Lack of social impact: Blur does not have any social mission or vision for its platform, unlike some other nft platforms that aim to support artists, creators, or causes that are aligned with their values. Blur seems to be driven by profit and speculation, rather than by creativity and innovation. This could result in a loss of meaning and purpose for the nft market, which could ultimately affect its growth and potential.

So, is Blur tanking the nft market? It is hard to say for sure, as there are many other factors that influence the demand and supply of nfts, such as market cycles, trends, regulations, innovations, and competition. However, it is clear that Blur has damaged its own reputation and value by failing to deliver on its promises and by facing serious allegations of plagiarism and fraud.

Blur may also have harmed the perception and trust of some potential buyers and sellers of nfts, who may be more cautious or skeptical about the quality and authenticity of nfts in general. On the other hand, Blur may also have served as a wake-up call and a learning opportunity for the nft community, who may be more vigilant and discerning about the projects they support and invest in.

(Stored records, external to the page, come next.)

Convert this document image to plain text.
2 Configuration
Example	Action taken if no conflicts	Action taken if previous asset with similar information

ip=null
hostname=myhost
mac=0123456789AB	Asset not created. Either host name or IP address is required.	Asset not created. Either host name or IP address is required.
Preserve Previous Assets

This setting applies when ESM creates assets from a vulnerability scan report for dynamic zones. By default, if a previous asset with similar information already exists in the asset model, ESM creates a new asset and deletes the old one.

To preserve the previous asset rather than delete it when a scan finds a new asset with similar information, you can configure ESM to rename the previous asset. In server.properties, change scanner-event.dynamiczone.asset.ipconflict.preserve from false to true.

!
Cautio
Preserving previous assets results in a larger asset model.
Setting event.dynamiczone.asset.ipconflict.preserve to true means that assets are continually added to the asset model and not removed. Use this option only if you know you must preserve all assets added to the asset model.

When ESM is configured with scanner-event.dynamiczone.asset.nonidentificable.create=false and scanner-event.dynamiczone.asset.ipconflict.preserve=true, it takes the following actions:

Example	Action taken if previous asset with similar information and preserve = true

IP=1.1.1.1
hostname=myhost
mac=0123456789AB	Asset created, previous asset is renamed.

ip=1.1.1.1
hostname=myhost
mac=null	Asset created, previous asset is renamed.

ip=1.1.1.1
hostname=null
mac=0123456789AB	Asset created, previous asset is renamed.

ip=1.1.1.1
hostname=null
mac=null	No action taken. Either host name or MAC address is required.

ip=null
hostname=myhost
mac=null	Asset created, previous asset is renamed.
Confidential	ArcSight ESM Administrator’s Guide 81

Ultimately, the fate of Blur and the nft market depends on how they respond to the challenges and opportunities ahead.

However, many critics have questioned the legitimacy and value of Blur, arguing that images uploaded on the platform are not truly original, but rather copied or modified from existing sources. Some have even alleged that Blur is a deliberate attempt to sabotage the nft market by flooding it with worthless and unoriginal nfts that undermine the credibility and trust of the industry.

For example, a Twitter user named Nftdetective posted a thread in July 2023 exposing several instances of Blur images that were identical or very similar to images found on Google, Shutterstock, or other websites. The user also claimed that some Blur images were simply inverted or rotated versions of other Blur images, suggesting that the algorithm was not as sophisticated or random as the developer claimed. The thread went viral and sparked a backlash against Blur, with many calling for a boycott or a refund of the project.

Blur is a platform that may seem appealing at first glance, but it could also pose a serious risk to the nft market in the long run. By ignoring the quality, environmental, and social aspects of the nft industry, Blur could undermine the trust, value, and impact of the nft ecosystem. Therefore, it is important for nft enthusiasts to be aware of the pros and cons of different platforms and choose wisely where to create and trade their nfts.